Türkiye İçin Yüz Kızartıcı Sonuç
Türkiye Sınır Tanımayan Gazeteciler Örgütü’nün (RSF) 2014 Basın Özgürlüğü listesinde 180 ülke arasında 154’üncü oldu.
Merkezi Paris’te bulunan örgüt, ‘2014 Basın Özgürlüğünde en
iyiler ve en kötüler’ listesini yayınladı. Listede, Türkiye, Irak
ile Gambiya arasında yer aldı. Geçen yıl da Türkiye 179 ülke
arasında aynı sıradaydı.
RSF’nin internet sayfasında yayınlanan açıklamada, Türkiye, hiçbir
gelişme göstermeyen ve gazeteciler için dünyanın en büyük
hapishanelerinden biri olarak nitelendirdi. Açıklamada, Gezi
protestoları sürecinde, güvenlik güçlerinin baskıcı yöntemlerinin,
sansürün devam ettiğinin ve Başbakan’ın popülist konuşmalarının
tehlikesinin altının çizildiği yorumu yapıldı.

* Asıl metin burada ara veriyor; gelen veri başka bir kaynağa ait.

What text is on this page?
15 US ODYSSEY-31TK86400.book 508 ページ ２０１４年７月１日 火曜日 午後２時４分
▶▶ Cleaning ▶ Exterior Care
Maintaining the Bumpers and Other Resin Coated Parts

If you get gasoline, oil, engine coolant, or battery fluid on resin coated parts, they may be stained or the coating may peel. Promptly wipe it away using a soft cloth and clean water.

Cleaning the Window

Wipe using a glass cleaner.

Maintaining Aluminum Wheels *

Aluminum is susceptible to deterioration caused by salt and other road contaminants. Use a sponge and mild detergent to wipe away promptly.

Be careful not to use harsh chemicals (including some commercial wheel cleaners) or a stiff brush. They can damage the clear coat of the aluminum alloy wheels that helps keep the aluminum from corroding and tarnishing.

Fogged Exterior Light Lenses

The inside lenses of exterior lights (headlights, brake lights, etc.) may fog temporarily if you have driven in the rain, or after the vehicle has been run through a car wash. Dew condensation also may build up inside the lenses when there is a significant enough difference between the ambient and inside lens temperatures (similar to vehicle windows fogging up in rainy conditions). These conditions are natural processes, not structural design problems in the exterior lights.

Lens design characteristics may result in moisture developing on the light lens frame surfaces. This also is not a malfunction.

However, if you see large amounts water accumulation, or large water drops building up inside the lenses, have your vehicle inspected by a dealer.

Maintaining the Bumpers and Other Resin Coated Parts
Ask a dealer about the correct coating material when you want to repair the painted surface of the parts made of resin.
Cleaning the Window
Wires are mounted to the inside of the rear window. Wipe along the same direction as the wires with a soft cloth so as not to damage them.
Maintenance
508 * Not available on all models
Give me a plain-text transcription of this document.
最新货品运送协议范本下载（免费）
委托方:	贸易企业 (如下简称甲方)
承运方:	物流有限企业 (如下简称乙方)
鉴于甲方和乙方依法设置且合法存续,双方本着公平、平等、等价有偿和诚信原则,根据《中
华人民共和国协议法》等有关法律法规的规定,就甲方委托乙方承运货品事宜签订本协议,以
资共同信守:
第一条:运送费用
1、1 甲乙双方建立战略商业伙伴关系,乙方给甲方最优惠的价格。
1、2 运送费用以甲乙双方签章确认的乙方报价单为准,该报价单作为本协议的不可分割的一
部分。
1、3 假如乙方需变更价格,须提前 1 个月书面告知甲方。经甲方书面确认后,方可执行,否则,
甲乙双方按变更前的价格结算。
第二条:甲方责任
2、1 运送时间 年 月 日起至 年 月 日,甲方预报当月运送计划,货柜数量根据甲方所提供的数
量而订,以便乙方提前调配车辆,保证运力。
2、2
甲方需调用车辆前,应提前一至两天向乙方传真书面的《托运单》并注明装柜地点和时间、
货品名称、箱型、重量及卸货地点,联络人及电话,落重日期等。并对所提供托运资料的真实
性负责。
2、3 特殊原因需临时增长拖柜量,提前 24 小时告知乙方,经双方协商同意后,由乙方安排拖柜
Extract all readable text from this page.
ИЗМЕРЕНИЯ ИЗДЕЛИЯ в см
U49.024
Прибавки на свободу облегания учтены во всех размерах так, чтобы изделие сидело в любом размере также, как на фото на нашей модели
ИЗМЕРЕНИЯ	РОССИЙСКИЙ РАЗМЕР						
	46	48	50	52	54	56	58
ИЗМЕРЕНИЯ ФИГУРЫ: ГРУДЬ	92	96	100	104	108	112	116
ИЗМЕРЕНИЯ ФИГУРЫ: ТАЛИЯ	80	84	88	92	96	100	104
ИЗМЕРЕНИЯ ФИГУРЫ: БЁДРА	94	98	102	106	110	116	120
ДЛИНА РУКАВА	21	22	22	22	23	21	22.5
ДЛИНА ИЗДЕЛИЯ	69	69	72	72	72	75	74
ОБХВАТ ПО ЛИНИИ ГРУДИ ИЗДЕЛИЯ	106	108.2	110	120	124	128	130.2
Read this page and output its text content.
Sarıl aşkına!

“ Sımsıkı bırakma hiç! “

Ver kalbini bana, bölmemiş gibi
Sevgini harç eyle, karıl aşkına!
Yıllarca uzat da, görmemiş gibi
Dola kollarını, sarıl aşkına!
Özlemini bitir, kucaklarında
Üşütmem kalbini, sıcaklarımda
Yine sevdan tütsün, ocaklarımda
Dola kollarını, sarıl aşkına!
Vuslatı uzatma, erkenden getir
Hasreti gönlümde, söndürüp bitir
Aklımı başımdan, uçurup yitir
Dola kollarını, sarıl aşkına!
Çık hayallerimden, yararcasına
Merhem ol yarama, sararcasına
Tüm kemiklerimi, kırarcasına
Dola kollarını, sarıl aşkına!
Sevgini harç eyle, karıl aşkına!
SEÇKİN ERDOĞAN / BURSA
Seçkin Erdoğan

Listede basın özgürlüğü bakımından en iyi üç ülke Finlandiya,
Hollanda ve Norveç olurken en kötüler Suriye, Türkmenistan, Kuzey
Kore ve Eritre olarak sıralandı.
TÜRKİYE DÖNÜM NOKTASINDA
Türkiye’yi ‘Türkiye dönüm doktasında’ başlığı altında değerlendiren
açıklamada, büyüyen diplomasi ve ekonominin etkisiyle Türkiye’nin Arap
Baharı’nıyaşayan ülkeler için kendini bölgesel bir demokrasi modeli
olarak gösterdiği belirtildi. Açıklamada, AKP’nin 10 yıllık
iktidarı boyunca ordunun, medyanın politika üzerindeki etkisinin
kaybolduğu ve Atatürk’ün mirasının parçalandığı ve bunların yerini
kırmızı çizgilerin aldığı ifadeleri kullanıldı.

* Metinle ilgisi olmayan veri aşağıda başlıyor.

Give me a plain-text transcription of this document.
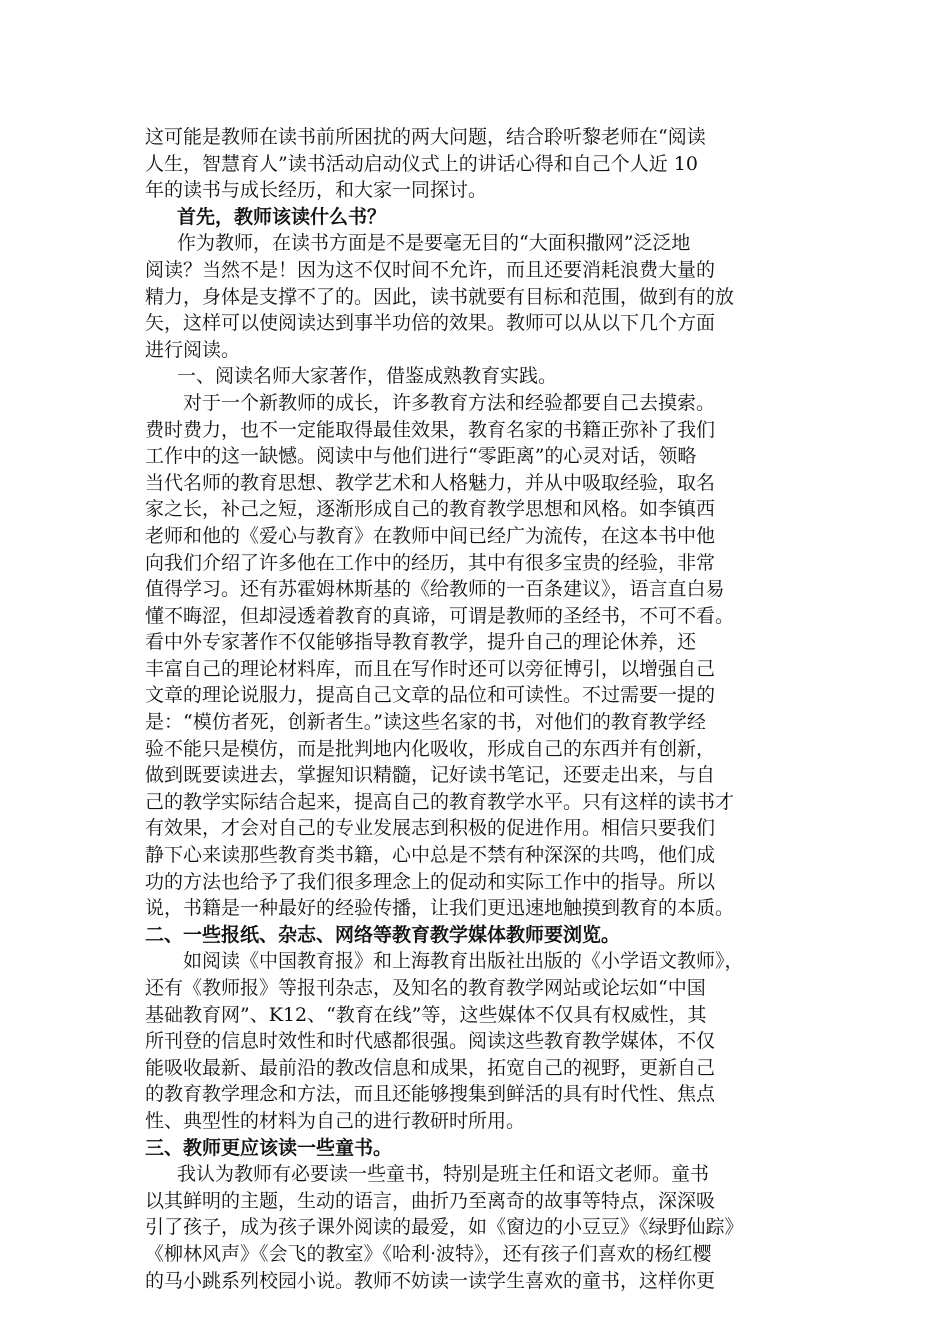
这可能是教师在读书前所困扰的两大问题，结合聆听黎老师在“阅读
人生，智慧育人”读书活动启动仪式上的讲话心得和自己个人近 10
年的读书与成长经历，和大家一同探讨。
首先，教师该读什么书？
作为教师，在读书方面是不是要毫无目的“大面积撒网”泛泛地
阅读？当然不是！因为这不仅时间不允许，而且还要消耗浪费大量的
精力，身体是支撑不了的。因此，读书就要有目标和范围，做到有的放
矢，这样可以使阅读达到事半功倍的效果。教师可以从以下几个方面
进行阅读。
一、阅读名师大家著作，借鉴成熟教育实践。
对于一个新教师的成长，许多教育方法和经验都要自己去摸索。
费时费力，也不一定能取得最佳效果，教育名家的书籍正弥补了我们
工作中的这一缺憾。阅读中与他们进行“零距离”的心灵对话，领略
当代名师的教育思想、教学艺术和人格魅力，并从中吸取经验，取名
家之长，补己之短，逐渐形成自己的教育教学思想和风格。如李镇西
老师和他的《爱心与教育》在教师中间已经广为流传，在这本书中他
向我们介绍了许多他在工作中的经历，其中有很多宝贵的经验，非常
值得学习。还有苏霍姆林斯基的《给教师的一百条建议》，语言直白易
懂不晦涩，但却浸透着教育的真谛，可谓是教师的圣经书，不可不看。
看中外专家著作不仅能够指导教育教学，提升自己的理论休养，还
丰富自己的理论材料库，而且在写作时还可以旁征博引，以增强自己
文章的理论说服力，提高自己文章的品位和可读性。不过需要一提的
是：“模仿者死，创新者生。”读这些名家的书，对他们的教育教学经
验不能只是模仿，而是批判地内化吸收，形成自己的东西并有创新，
做到既要读进去，掌握知识精髓，记好读书笔记，还要走出来，与自
己的教学实际结合起来，提高自己的教育教学水平。只有这样的读书才
有效果，才会对自己的专业发展志到积极的促进作用。相信只要我们
静下心来读那些教育类书籍，心中总是不禁有种深深的共鸣，他们成
功的方法也给予了我们很多理念上的促动和实际工作中的指导。所以
说，书籍是一种最好的经验传播，让我们更迅速地触摸到教育的本质。
二、一些报纸、杂志、网络等教育教学媒体教师要浏览。
如阅读《中国教育报》和上海教育出版社出版的《小学语文教师》，
还有《教师报》等报刊杂志，及知名的教育教学网站或论坛如“中国
基础教育网”、K12、“教育在线”等，这些媒体不仅具有权威性，其
所刊登的信息时效性和时代感都很强。阅读这些教育教学媒体，不仅
能吸收最新、最前沿的教改信息和成果，拓宽自己的视野，更新自己
的教育教学理念和方法，而且还能够搜集到鲜活的具有时代性、焦点
性、典型性的材料为自己的进行教研时所用。
三、教师更应该读一些童书。
我认为教师有必要读一些童书，特别是班主任和语文老师。童书
以其鲜明的主题，生动的语言，曲折乃至离奇的故事等特点，深深吸
引了孩子，成为孩子课外阅读的最爱，如《窗边的小豆豆》《绿野仙踪》
《柳林风声》《会飞的教室》《哈利·波特》，还有孩子们喜欢的杨红樱
的马小跳系列校园小说。教师不妨读一读学生喜欢的童书，这样你更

2013 yılında 60 gazetecinin tutuklu bulunmasının Türkiye’yi
dünyanın en büyük gazeteci hapishanelerinden biri yaptığı
vurgulanan basın açıklamasında, tutuklu ve yargılanan gazetecilerin
çoğunun baskıcı yıllardan miras Terörle Mücadele mevzuatının
bedelini ödediklerine dikkat çekildi.
Kürt sorunu ve barış süreci hakkında da değerlendirilmelerin
bulunduğu açıklamada, Başbakan Erdoğan’ın Kürtlere demokratik
reform sözü verdiği bunların aciliyet taşıdığı
vurgulandı.
GEZİ PARKI GAZETECİLER İÇİN MAYIN TARLASI
Basın açıklamasında Gezi Olayları ile ilgili olarak “Türk
toplumunun özgürlük hasretinin altını çizdi” denilirken
“Protestolar, güvenlik kuvvetlerinde demokratik kültür eksikliğini
ve medya gruplarının hükümet ile ilişkisi olan işadamlarının elinde
toplanmasının çoğulculuk bakımından yol açtığı tehlikeyi de ortaya
koydu” ifadeleri kullanıldı.
Açıklamada şöyle denildi: “Medya, mayıstan eylüle kadar süren
protestolarda 153 gazetecinin yaralanması ve 39’unun göz altına
alınmasıyla bu protestoları izlemenin bedelini ağır ödedi.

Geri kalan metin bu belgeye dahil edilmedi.